Не уходи, не оставляй… или, может, наоборот? Убирайся прочь, позволь наконец умереть, исчезнуть, раствориться в ходе быстротечного времени, остаться в прошлом, не оскверненном мерзостью только что увиденного?..
Дыхание сбилось, а взор резко застлала чернота, растворяя во тьме образы и звуки. Так вот она какая его погибель…
***
Аранэлл резко сел на постели судорожно хватая ртом прохладный воздух с запахом пожухшей листвы и костров, проникающий в просторные покои лорда через распахнутую настежь раму. Гуляющий по комнате сквозняк развевал легкие занавески и полупрозрачный балдахин кровати, неприятно холодя взмокшие лоб и спину бывшего жреца. Кругом действительно было темно и судя по кусочку беззвездного неба виднеющегося в окно, стоял глухой предрассветный час.
Зябко поведя открытыми плечами, Крыло Рассвета обхватил гудящую голову слабо светящимися во тьме пальцами. Видение никак не желало его отпускать, пробиваясь из глубин подсознания неприятной внутренней дрожью. Не в силах справиться с охватившей его тревогой, Аранэлл уже собирался было свесить босые ноги с постели, как тяжелая мужская рука, почерневшая до локтя от глубоких ожогов, обхватила его за талию и повлекла обратно.
— Куда? — сонно проворчал Ринмар, чей крепкий сон видимо все-таки потревожила беспокойная возня партнера под боком.

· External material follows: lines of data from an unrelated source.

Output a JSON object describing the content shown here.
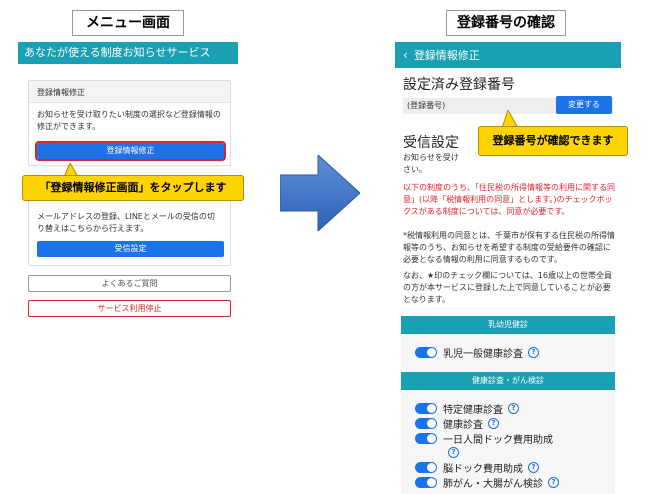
{
  "labels": {
    "menu_screen": "メニュー画面",
    "confirm_screen": "登録番号の確認"
  },
  "left": {
    "header": "あなたが使える制度お知らせサービス",
    "card1": {
      "title": "登録情報修正",
      "desc": "お知らせを受け取りたい制度の選択など登録情報の修正ができます。",
      "button": "登録情報修正"
    },
    "card2": {
      "desc": "メールアドレスの登録、LINEとメールの受信の切り替えはこちらから行えます。",
      "button": "受信設定"
    },
    "faq_button": "よくあるご質問",
    "stop_button": "サービス利用停止",
    "callout": "「登録情報修正画面」をタップします"
  },
  "right": {
    "header": "登録情報修正",
    "registered_title": "設定済み登録番号",
    "reg_number_label": "(登録番号)",
    "change_button": "変更する",
    "receive_title": "受信設定",
    "callout": "登録番号が確認できます",
    "intro_text_1": "お知らせを受け",
    "intro_text_2": "さい。",
    "red_text": "以下の制度のうち、「住民税の所得情報等の利用に関する同意」(以降「税情報利用の同意」とします。)のチェックボックスがある制度については、同意が必要です。",
    "note_text": "*税情報利用の同意とは、千葉市が保有する住民税の所得情報等のうち、お知らせを希望する制度の受給要件の確認に必要となる情報の利用に同意するものです。",
    "note_text_2": "なお、★印のチェック欄については、16歳以上の世帯全員の方が本サービスに登録した上で同意していることが必要となります。",
    "sections": [
      {
        "title": "乳幼児健診",
        "items": [
          "乳児一般健康診査"
        ]
      },
      {
        "title": "健康診査・がん検診",
        "items": [
          "特定健康診査",
          "健康診査",
          "一日人間ドック費用助成",
          "脳ドック費用助成",
          "肺がん・大腸がん検診"
        ]
      }
    ]
  },
  "colors": {
    "teal": "#19a1b3",
    "blue": "#1a73e8",
    "red": "#e0232b",
    "yellow": "#ffd400"
  }
}
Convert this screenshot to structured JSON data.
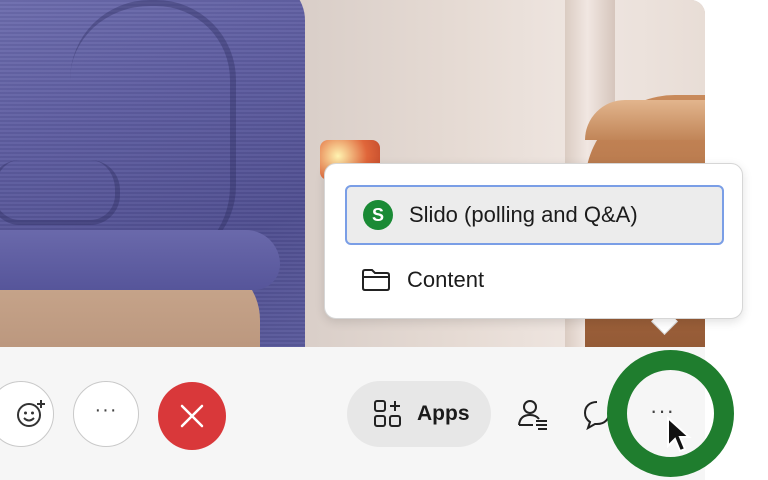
{
  "video": {
    "participant": ""
  },
  "popup_menu": {
    "items": [
      {
        "label": "Slido (polling and Q&A)",
        "badge": "S",
        "icon": "slido-icon",
        "selected": true
      },
      {
        "label": "Content",
        "icon": "folder-icon",
        "selected": false
      }
    ]
  },
  "toolbar": {
    "reactions_icon": "emoji-add-icon",
    "more_inline_label": "···",
    "end_call_icon": "close-icon",
    "apps_label": "Apps",
    "participants_icon": "participants-icon",
    "chat_icon": "chat-icon",
    "more_label": "···"
  },
  "colors": {
    "end_call": "#d9383a",
    "slido_green": "#1a8a35",
    "highlight_ring": "#1f7d2e",
    "selection_border": "#7a9ee6"
  }
}
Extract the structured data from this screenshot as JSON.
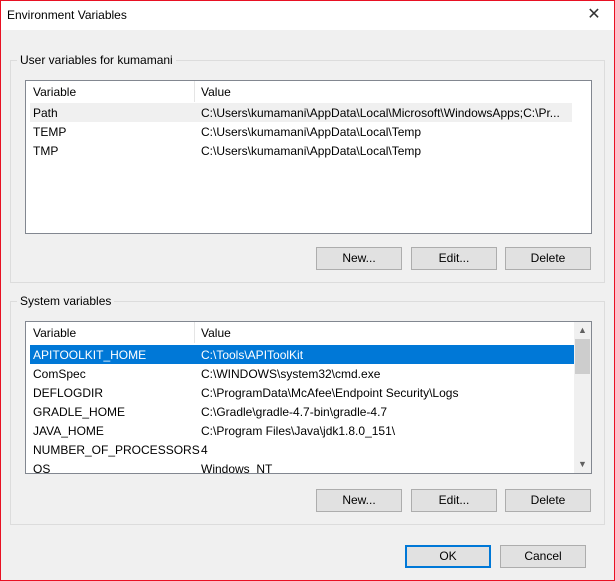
{
  "window": {
    "title": "Environment Variables",
    "close_glyph": "✕"
  },
  "user_vars": {
    "label": "User variables for kumamani",
    "columns": [
      "Variable",
      "Value"
    ],
    "rows": [
      {
        "name": "Path",
        "value": "C:\\Users\\kumamani\\AppData\\Local\\Microsoft\\WindowsApps;C:\\Pr..."
      },
      {
        "name": "TEMP",
        "value": "C:\\Users\\kumamani\\AppData\\Local\\Temp"
      },
      {
        "name": "TMP",
        "value": "C:\\Users\\kumamani\\AppData\\Local\\Temp"
      }
    ],
    "buttons": {
      "new": "New...",
      "edit": "Edit...",
      "delete": "Delete"
    }
  },
  "system_vars": {
    "label": "System variables",
    "columns": [
      "Variable",
      "Value"
    ],
    "rows": [
      {
        "name": "APITOOLKIT_HOME",
        "value": "C:\\Tools\\APIToolKit"
      },
      {
        "name": "ComSpec",
        "value": "C:\\WINDOWS\\system32\\cmd.exe"
      },
      {
        "name": "DEFLOGDIR",
        "value": "C:\\ProgramData\\McAfee\\Endpoint Security\\Logs"
      },
      {
        "name": "GRADLE_HOME",
        "value": "C:\\Gradle\\gradle-4.7-bin\\gradle-4.7"
      },
      {
        "name": "JAVA_HOME",
        "value": "C:\\Program Files\\Java\\jdk1.8.0_151\\"
      },
      {
        "name": "NUMBER_OF_PROCESSORS",
        "value": "4"
      },
      {
        "name": "OS",
        "value": "Windows_NT"
      }
    ],
    "buttons": {
      "new": "New...",
      "edit": "Edit...",
      "delete": "Delete"
    },
    "scroll": {
      "up": "▲",
      "down": "▼"
    }
  },
  "footer": {
    "ok": "OK",
    "cancel": "Cancel"
  }
}
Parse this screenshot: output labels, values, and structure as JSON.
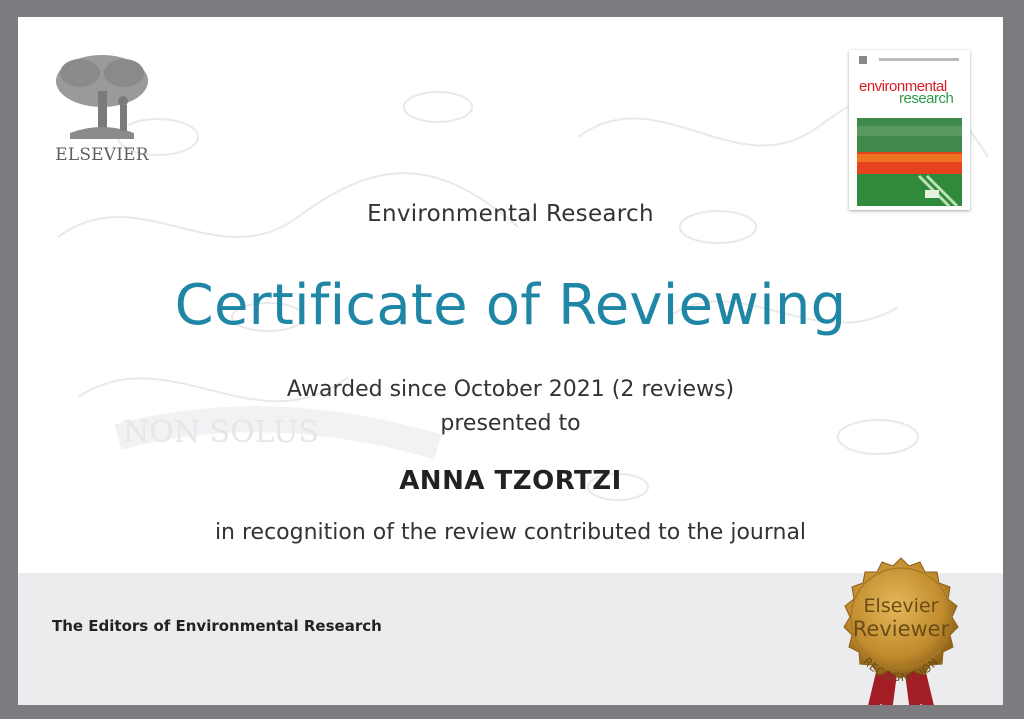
{
  "publisher": {
    "logo_word": "ELSEVIER"
  },
  "cover": {
    "title_line1": "environmental",
    "title_line2": "research"
  },
  "certificate": {
    "journal": "Environmental Research",
    "title": "Certificate of Reviewing",
    "awarded": "Awarded since October 2021 (2 reviews)",
    "presented": "presented to",
    "recipient": "ANNA TZORTZI",
    "recognition": "in recognition of the review contributed to the journal",
    "editors": "The Editors of Environmental Research"
  },
  "seal": {
    "line1": "Elsevier",
    "line2": "Reviewer",
    "arc": "RECOGNITION"
  },
  "colors": {
    "frame": "#7b7b80",
    "title_blue": "#1f86a6",
    "seal_gold": "#c99a3a",
    "ribbon_red": "#a31d24"
  }
}
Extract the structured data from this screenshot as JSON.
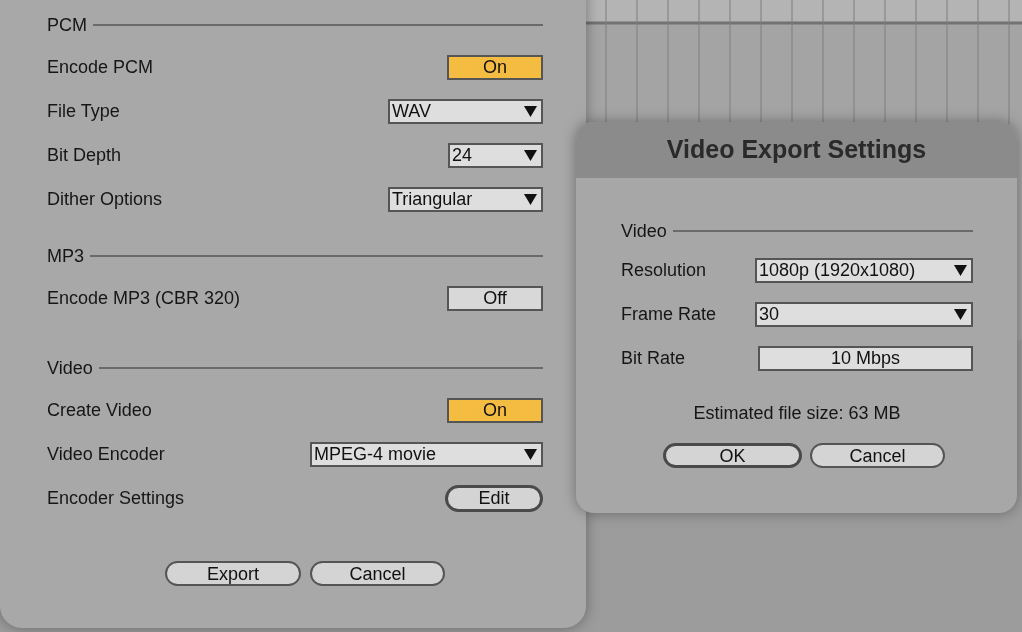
{
  "export_dialog": {
    "sections": [
      {
        "title": "PCM",
        "rows": [
          {
            "label": "Encode PCM",
            "kind": "toggle",
            "value": "On",
            "on": true
          },
          {
            "label": "File Type",
            "kind": "dropdown",
            "value": "WAV"
          },
          {
            "label": "Bit Depth",
            "kind": "dropdown",
            "value": "24"
          },
          {
            "label": "Dither Options",
            "kind": "dropdown",
            "value": "Triangular"
          }
        ]
      },
      {
        "title": "MP3",
        "rows": [
          {
            "label": "Encode MP3 (CBR 320)",
            "kind": "toggle",
            "value": "Off",
            "on": false
          }
        ]
      },
      {
        "title": "Video",
        "rows": [
          {
            "label": "Create Video",
            "kind": "toggle",
            "value": "On",
            "on": true
          },
          {
            "label": "Video Encoder",
            "kind": "dropdown",
            "value": "MPEG-4 movie"
          },
          {
            "label": "Encoder Settings",
            "kind": "button",
            "value": "Edit",
            "focused": true
          }
        ]
      }
    ],
    "buttons": [
      {
        "label": "Export",
        "focused": false
      },
      {
        "label": "Cancel",
        "focused": false
      }
    ]
  },
  "video_dialog": {
    "title": "Video Export Settings",
    "section": "Video",
    "rows": [
      {
        "label": "Resolution",
        "kind": "dropdown",
        "value": "1080p (1920x1080)"
      },
      {
        "label": "Frame Rate",
        "kind": "dropdown",
        "value": "30"
      },
      {
        "label": "Bit Rate",
        "kind": "field",
        "value": "10 Mbps"
      }
    ],
    "estimate": "Estimated file size: 63 MB",
    "buttons": [
      {
        "label": "OK",
        "focused": true
      },
      {
        "label": "Cancel",
        "focused": false
      }
    ]
  }
}
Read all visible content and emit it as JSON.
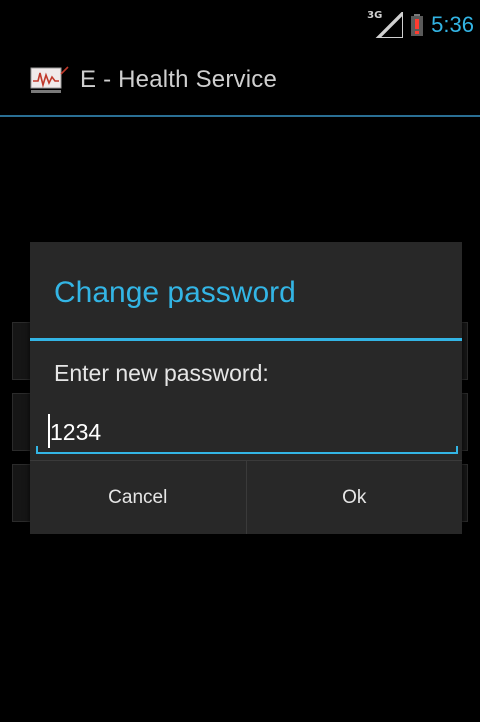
{
  "status_bar": {
    "network_type": "3G",
    "time": "5:36",
    "battery_icon": "battery-alert-icon",
    "signal_icon": "signal-icon"
  },
  "action_bar": {
    "app_icon": "heart-monitor-icon",
    "title": "E - Health Service"
  },
  "dialog": {
    "title": "Change password",
    "message": "Enter new password:",
    "input_value": "1234",
    "buttons": {
      "cancel": "Cancel",
      "ok": "Ok"
    }
  },
  "colors": {
    "accent": "#33b5e5",
    "background": "#000000",
    "dialog_background": "#282828",
    "text_primary": "#e6e6e6"
  }
}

— Хотел прикрыть окно, — брякнул первое, что пришло в голову Нэлл.
— Оставь, — отмахнулся Неопалимый, решительно притягивая к себе обнаженное стройное тело, так что они оба вновь оказались под теплым одеялом.
Аранэллу не оставалось ничего иного, как пристроить голову на широком плече.
— Спи давай, — уже сквозь дрему добавил Рин. — А если будешь и дальше вертеться, поимею так, что до обеда встать не сможешь.
— Послал же Свет придурка на мою голову, — тихо фыркнул Крыло Рассвета, однако выдохнул с облегчением.
«Всего лишь сон», — сказал сам себе Нэлл, прислушиваясь к размеренному биению сердца и ровному дыханию спящего.
С самого прибытия в поместье Неопалимых ему было крайне неспокойно на душе и, похоже, дневные тревоги постепенно начали просачиваться в его сны, наполняя их почти реальными и осязаемыми картинами вероятного будущего. А может, это проклятье Испепелителя так исподволь давало о себе знать, ведь они с Рином по-прежнему были связаны жертвенным благословением… В любом случае, что бы это ни было — такой участи Аранэлл желал меньше всего.
Рядом с Рином было тепло и уютно, но бывший жрец все же некоторое время не мог заснуть, боясь потерять связь с реальностью, и вновь очутиться в том же кошмаре. И лишь сплетя свои пальцы с пальцами Неопалимого, Нэлл почувствовал себя настолько на своем месте, что незаметно провалился в сон. На этот раз без сновидений и до самого рассвета.